Howling at the moon

It’s not very often I get excited about a new entrant to NZ’s media ecology. The last time I did was for MiNDFOOD, based on the pre-release PR, and that only lasted until I opened the thing up and realised it was just another glossy ad-filled waiting-room mag with skinny celebrities on the cover.

But this morning I’ve read most of werewolf, the latest offering from Scoop’s Gordon Campbell and others, to be published every full moon. I’m pleasantly surprised. The debut edition features a reasonably thorough survey of Helen Clark’s little-considered but much-valued arts policy through the Oughties; a good bag of the smacking petition which drew immediate fire from petition backers Bob McCoskrie and Larry Baldock in comments; a satire primer from the dependably excellent Lyndon Hood; and a bit about the effect of electoral systems on democracy – case in point: Lebanon. Music and travel writing as well. Go read some of it.

I can only assume that Gordon’s choice of masthead is drawn from the same place as my title, the name of Ian Wishart’s publishing company. In some ways werewolf reminds me of Investigate: a niche publication which will try to carve out its niche from a critical, complicated, politically and philosophically-engaged, media-aware, somewhat geeky audience and specialising in long-format, analysis-rich material which digs a bit deeper than that published (and re,re,republished) by the usual suspects.

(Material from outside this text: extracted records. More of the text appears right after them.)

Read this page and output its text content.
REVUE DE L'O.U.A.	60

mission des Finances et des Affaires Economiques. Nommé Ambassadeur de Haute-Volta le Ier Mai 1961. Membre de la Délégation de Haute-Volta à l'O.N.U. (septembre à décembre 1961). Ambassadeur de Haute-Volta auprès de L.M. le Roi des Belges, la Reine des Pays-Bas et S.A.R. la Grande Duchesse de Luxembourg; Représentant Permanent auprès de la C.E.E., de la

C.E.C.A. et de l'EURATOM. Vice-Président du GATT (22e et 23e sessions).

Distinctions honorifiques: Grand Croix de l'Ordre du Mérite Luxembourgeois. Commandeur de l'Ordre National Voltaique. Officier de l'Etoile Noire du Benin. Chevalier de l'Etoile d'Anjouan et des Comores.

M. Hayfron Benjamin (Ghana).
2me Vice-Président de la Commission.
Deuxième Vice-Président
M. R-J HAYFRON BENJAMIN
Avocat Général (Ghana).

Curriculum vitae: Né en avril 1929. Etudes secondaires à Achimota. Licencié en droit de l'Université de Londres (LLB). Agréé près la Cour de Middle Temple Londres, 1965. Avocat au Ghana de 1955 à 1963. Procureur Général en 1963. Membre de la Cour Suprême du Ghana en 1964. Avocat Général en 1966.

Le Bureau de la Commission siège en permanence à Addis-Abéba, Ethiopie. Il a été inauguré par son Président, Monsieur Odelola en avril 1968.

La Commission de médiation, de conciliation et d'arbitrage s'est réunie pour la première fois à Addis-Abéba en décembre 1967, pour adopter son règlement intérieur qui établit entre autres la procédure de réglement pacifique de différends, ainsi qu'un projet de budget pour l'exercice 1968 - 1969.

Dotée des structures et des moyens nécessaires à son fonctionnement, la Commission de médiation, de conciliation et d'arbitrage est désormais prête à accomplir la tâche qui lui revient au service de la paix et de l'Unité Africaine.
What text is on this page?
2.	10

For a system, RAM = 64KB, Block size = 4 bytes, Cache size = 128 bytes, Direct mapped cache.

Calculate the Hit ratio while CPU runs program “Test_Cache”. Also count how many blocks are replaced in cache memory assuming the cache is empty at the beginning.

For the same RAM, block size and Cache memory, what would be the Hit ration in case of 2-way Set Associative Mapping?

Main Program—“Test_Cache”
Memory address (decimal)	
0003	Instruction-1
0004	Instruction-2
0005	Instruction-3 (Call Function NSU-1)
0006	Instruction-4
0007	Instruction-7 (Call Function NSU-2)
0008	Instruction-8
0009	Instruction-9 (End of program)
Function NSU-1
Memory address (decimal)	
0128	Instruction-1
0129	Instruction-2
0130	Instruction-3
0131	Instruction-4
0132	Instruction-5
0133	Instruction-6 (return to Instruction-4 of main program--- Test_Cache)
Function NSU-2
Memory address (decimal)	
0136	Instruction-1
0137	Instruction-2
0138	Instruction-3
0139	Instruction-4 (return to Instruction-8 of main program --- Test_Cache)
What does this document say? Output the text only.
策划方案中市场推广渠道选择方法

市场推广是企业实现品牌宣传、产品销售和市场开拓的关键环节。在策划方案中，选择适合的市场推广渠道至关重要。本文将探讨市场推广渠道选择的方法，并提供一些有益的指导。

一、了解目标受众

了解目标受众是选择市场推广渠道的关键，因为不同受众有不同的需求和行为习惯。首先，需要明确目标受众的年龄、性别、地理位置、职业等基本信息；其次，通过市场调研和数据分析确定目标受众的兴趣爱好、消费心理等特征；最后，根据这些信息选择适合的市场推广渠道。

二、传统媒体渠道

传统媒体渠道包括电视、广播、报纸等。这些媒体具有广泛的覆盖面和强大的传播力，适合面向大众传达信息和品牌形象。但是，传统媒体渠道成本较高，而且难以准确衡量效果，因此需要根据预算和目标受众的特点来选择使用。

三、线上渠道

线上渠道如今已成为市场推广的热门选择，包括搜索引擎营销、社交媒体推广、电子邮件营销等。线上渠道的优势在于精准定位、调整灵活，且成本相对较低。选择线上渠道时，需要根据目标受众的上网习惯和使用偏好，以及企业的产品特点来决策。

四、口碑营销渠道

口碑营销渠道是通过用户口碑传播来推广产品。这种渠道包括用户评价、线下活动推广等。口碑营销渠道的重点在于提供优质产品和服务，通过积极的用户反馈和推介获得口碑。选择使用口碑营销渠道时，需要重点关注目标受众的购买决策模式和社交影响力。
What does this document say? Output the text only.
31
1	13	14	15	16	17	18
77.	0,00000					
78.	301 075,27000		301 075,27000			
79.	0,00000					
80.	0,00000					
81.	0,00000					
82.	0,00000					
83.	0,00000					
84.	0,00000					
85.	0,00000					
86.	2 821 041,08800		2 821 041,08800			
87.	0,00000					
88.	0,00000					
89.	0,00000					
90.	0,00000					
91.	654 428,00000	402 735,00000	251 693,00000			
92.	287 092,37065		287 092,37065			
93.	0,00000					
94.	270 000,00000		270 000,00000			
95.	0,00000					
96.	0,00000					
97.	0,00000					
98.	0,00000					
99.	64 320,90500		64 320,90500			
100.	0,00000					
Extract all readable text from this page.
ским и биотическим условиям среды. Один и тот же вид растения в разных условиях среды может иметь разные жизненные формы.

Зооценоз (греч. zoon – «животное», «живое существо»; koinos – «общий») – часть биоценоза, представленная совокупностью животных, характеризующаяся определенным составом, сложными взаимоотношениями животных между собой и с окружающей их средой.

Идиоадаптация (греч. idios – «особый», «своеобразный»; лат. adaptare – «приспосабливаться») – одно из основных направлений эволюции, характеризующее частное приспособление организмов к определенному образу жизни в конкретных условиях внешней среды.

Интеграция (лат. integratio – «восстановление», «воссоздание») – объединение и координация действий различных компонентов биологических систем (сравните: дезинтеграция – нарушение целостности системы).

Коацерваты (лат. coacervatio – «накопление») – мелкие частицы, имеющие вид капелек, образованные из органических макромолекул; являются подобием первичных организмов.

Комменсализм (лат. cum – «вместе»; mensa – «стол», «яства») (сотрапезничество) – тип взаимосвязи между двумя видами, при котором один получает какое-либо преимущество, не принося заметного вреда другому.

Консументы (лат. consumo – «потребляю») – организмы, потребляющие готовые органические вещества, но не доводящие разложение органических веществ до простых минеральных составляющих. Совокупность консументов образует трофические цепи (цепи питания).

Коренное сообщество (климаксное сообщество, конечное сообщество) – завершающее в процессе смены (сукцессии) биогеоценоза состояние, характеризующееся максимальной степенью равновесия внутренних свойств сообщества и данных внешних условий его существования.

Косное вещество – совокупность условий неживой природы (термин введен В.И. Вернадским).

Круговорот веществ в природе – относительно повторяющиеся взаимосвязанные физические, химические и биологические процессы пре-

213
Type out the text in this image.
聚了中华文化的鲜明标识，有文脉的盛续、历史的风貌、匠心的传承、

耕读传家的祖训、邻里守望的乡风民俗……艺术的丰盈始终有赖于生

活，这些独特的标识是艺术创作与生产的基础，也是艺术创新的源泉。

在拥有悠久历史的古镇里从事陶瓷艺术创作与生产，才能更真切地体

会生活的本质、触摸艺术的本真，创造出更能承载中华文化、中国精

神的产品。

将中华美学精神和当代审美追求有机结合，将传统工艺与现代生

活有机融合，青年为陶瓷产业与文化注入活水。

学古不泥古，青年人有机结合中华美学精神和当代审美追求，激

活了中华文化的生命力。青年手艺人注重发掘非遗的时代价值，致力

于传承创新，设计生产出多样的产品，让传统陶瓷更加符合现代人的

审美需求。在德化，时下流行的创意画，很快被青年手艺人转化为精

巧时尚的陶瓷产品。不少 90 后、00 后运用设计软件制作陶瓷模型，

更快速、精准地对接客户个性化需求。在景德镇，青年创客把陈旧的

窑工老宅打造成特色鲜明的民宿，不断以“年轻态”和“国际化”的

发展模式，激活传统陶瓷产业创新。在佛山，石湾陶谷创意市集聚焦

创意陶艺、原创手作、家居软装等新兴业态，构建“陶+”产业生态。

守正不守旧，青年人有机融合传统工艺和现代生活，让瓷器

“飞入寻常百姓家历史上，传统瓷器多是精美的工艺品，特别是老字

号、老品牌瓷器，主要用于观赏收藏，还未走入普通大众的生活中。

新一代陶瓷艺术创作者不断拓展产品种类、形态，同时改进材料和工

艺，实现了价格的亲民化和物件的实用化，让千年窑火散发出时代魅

Like Investigate/TGIF/TBR, it has potential to bridge the divide between traditional and new media formats essentially by providing the best of both worlds – periodic, reliable and high-quality content which doesn’t demand too great a commitment in time or resource from its audience but which provides blog-style opportunities for engagement should readers want them. Since I don’t imagine Gordon and co. would overly appreciate being compared to Ian, I should note that that’s where I think (and hope) the similarity ends – NZ doesn’t need another ideologically-bound narcissistic soap-box publication, and that this first edition is not. Nevertheless, I wish them all the success Ian has had, and bring on the next episode.


7 thoughts on “Howling at the moon

  1. I found it all boring. It reminds me of Public Address. The most boring and uninteresting rubbish peddled by the same boring rubbish people. Sure it actually contains more content than PA. But still underneath it all it’s exactly Public Address. Boring crap for the same boring crowd with the same boring people replying to it. Its the middle class liberals (moderately left/right) that already have too much hold over the media landscape in this country.

    Whilst the smacking referendum article contained replies by shall we say more-right elements I don’t expect that to be the norm. Instead, I suggest it’ll get the same people that reply to PA now days. The first months will be alright. But then like PA it’ll just end up as rubbish.

  2. To add further to that. I don’t think people want something that resembles The Listener, Metro etc etc and that is how it reads. People want ideological driven content. That is why Kiwiblog, The Standard and Not PC all do better than PA. I’m sure those PA people love Werewolf. But for most of us I think it’s a turn-off.

  3. Amazing how Bob and Larry vanished when people started challening their positions on the comments board in a way that the MSM wouldnt.

  4. gingercrush:

    That’s depressing as hell. Do you really just want to read an echo chamber that repeats your own views back at you? And personally abuses people who disagree with you (kiwiblog and The Standard both indulge in this)? Seriously?

  5. GC,

    While werewolf might remind you of Public Address it actually bears no resemblance to PA. I count exactly 0 authors in common, the format’s different, the publication schedule is different, the style and type of content is different. So your objection, as Eddie says, comes down to the fact that you don’t like the content. It’s a good thing you’ve still got Investigate, isn’t it?


  6. “Investigate” provides dubious insights because it carries assumptions of Christian fundamentalism. Not many politicians take Investigate seriously unless personally targeted by Wishart I guess.

    A common assumption among such publications is that a god will sort out everything so let the capitalists have their way – don’t worry about risks like global warming.

    Also, there is the Leighton Smith factor – whereby socialists are deemed to be baddies – and leading left-of-centre politicians are portrayed as worse people than leading right-of-wing.

    Such advocacy is built on an “I’m all right” philosophy that demands conformance to norms that are constructed by humans with power, not gods!

    If Gordon Campbell’s publication serves as an antidote to the above disturbing information sources – ALL POWER TO GORDON!!